Abstract The early postpartum period is a time of significant risk for escalating substance use (SU), as many people who reduce their SU during pregnancy return to pre-pregnancy levels within 3 months postpartum. Addressing postpartum SU is key to preventing negative maternal and child health outcomes, but postpartum mothers are

unlikely to seek treatment for SU, due to stigma and fear of child removal. Home visiting (HV), a nationally available voluntary supportive intervention for high-risk families during the perinatal period, is a promising venue for reaching new mothers to prevent SU, as it is often one of the only service touchpoints for vulnerable families

during the postpartum period. However, most widely used HV models do not have standardized protocols for identifying and addressing SU risk. Our team adapted an electronic screening and brief intervention (e-SBI) for SU and tailored it to the HV context (SBI-HV). The SBI-HV included an e-SBI completed by HV clients

confidentially in between home visits, and a home visitor facilitation component to support integration of the e- SBI into routine HV. A prior study demonstrated preliminary feasibility and acceptability of SBI-HV. The proposed study aims to further optimize the SBI-HV by applying a factorial design to examine preliminary impacts of three

SBI delivery strategies: a single e-SBI session (main e-SBI), the main e-SBI plus a booster session (booster e- SBI), and 4 weeks of tailored text messaging following e-SBI. Additionally, we will systematically assess implementation facilitators and barriers to inform development of targeted implementation strategies to support

sustainable integration of SBI-HV into routine HV. The proposed R34 will use a Type 1 hybrid implementation- effectiveness design with a pilot 3X2 factorial trial and apply the RE-AIM and PRISM implementation frameworks to achieve the following specific aims: (1) test the impact of 3 SBI-HV delivery strategies (main e-SBI; main e-

SBI + booster; text messaging) on postpartum SU, maternal self-efficacy, motivation to avoid SU, and HV retention; (2) evaluate feasibility, acceptability, fidelity, and facilitators and barriers to the SBI-HV delivery strategies; and (3) develop tailored implementation strategies to support SBI-HV integration into routine HV. We

will partner with the Kansas Healthy Families (HF) multi-site HV system to complete study aims in 3 phases. The pre-implementation phase will include a mixed-methods assessment of PRISM domains aimed at selecting implementation program sites, promoting buy-in from key staff, and informing local adaptations to the SBI-HV.

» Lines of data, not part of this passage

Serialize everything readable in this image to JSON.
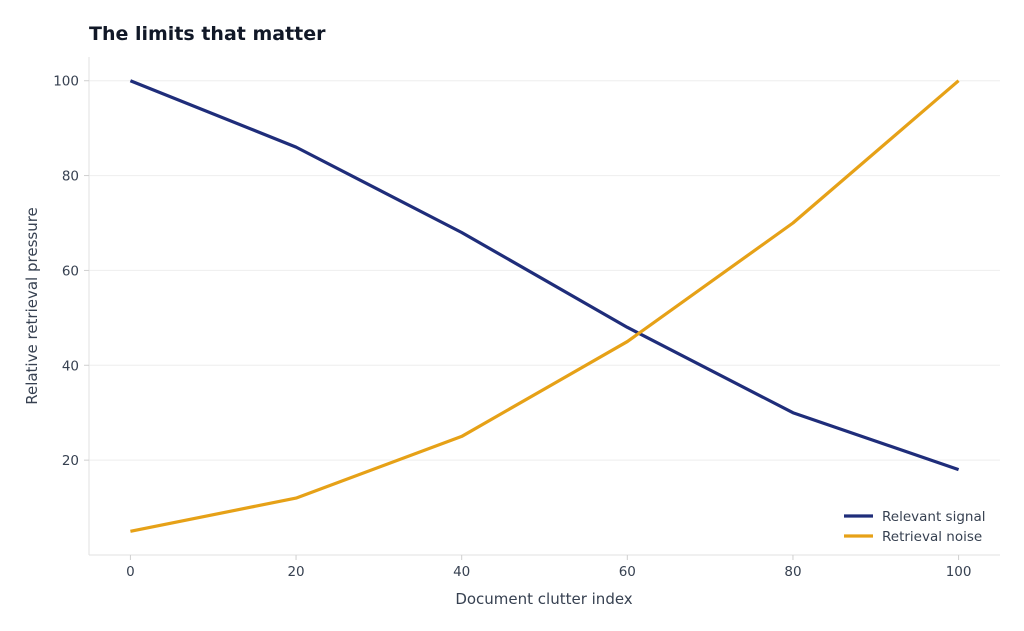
{
  "chart_data": {
    "type": "line",
    "title": "The limits that matter",
    "xlabel": "Document clutter index",
    "ylabel": "Relative retrieval pressure",
    "x": [
      0,
      20,
      40,
      60,
      80,
      100
    ],
    "xlim": [
      -5,
      105
    ],
    "ylim": [
      0,
      105
    ],
    "xticks": [
      0,
      20,
      40,
      60,
      80,
      100
    ],
    "yticks": [
      20,
      40,
      60,
      80,
      100
    ],
    "grid": "horizontal",
    "legend_position": "lower-right",
    "series": [
      {
        "name": "Relevant signal",
        "color": "#1f2d7a",
        "values": [
          100,
          86,
          68,
          48,
          30,
          18
        ]
      },
      {
        "name": "Retrieval noise",
        "color": "#e6a117",
        "values": [
          5,
          12,
          25,
          45,
          70,
          100
        ]
      }
    ]
  }
}
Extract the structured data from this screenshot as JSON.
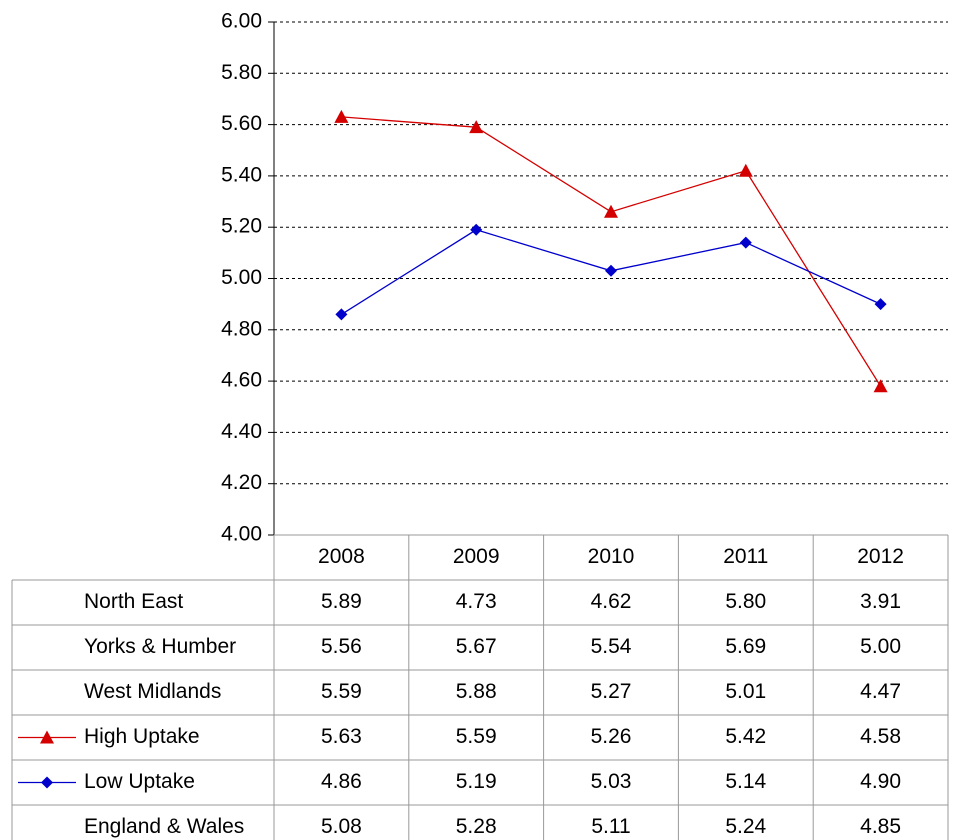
{
  "chart_data": {
    "type": "line",
    "categories": [
      "2008",
      "2009",
      "2010",
      "2011",
      "2012"
    ],
    "ylim": [
      4,
      6
    ],
    "yticks": [
      {
        "value": 4,
        "label": "4.00"
      },
      {
        "value": 4.2,
        "label": "4.20"
      },
      {
        "value": 4.4,
        "label": "4.40"
      },
      {
        "value": 4.6,
        "label": "4.60"
      },
      {
        "value": 4.8,
        "label": "4.80"
      },
      {
        "value": 5,
        "label": "5.00"
      },
      {
        "value": 5.2,
        "label": "5.20"
      },
      {
        "value": 5.4,
        "label": "5.40"
      },
      {
        "value": 5.6,
        "label": "5.60"
      },
      {
        "value": 5.8,
        "label": "5.80"
      },
      {
        "value": 6,
        "label": "6.00"
      }
    ],
    "grid": true,
    "series": [
      {
        "name": "North East",
        "values": [
          5.89,
          4.73,
          4.62,
          5.8,
          3.91
        ],
        "value_labels": [
          "5.89",
          "4.73",
          "4.62",
          "5.80",
          "3.91"
        ]
      },
      {
        "name": "Yorks & Humber",
        "values": [
          5.56,
          5.67,
          5.54,
          5.69,
          5
        ],
        "value_labels": [
          "5.56",
          "5.67",
          "5.54",
          "5.69",
          "5.00"
        ]
      },
      {
        "name": "West Midlands",
        "values": [
          5.59,
          5.88,
          5.27,
          5.01,
          4.47
        ],
        "value_labels": [
          "5.59",
          "5.88",
          "5.27",
          "5.01",
          "4.47"
        ]
      },
      {
        "name": "High Uptake",
        "color": "#d40000",
        "marker": "triangle",
        "values": [
          5.63,
          5.59,
          5.26,
          5.42,
          4.58
        ],
        "value_labels": [
          "5.63",
          "5.59",
          "5.26",
          "5.42",
          "4.58"
        ]
      },
      {
        "name": "Low Uptake",
        "color": "#0000cc",
        "marker": "diamond",
        "values": [
          4.86,
          5.19,
          5.03,
          5.14,
          4.9
        ],
        "value_labels": [
          "4.86",
          "5.19",
          "5.03",
          "5.14",
          "4.90"
        ]
      },
      {
        "name": "England & Wales",
        "values": [
          5.08,
          5.28,
          5.11,
          5.24,
          4.85
        ],
        "value_labels": [
          "5.08",
          "5.28",
          "5.11",
          "5.24",
          "4.85"
        ]
      }
    ]
  }
}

The implementation phase will include a pilot 3X2 factorial trial with 120 clients and 20 home visitors at 5 sites to obtain proof-of-concept data on the individual and combined impacts of the SBI-HV delivery strategies. The post-implementation phase will include qualitative interviews with factorial trial participants and HV staff to assess

implementation facilitators and barriers, followed by an iterative stakeholder-engaged process of developing candidate implementation strategies for future testing. Study results will inform the design of a future Type 2 hybrid trial to further optimize SBI-HV and rigorously evaluate companion implementation strategies.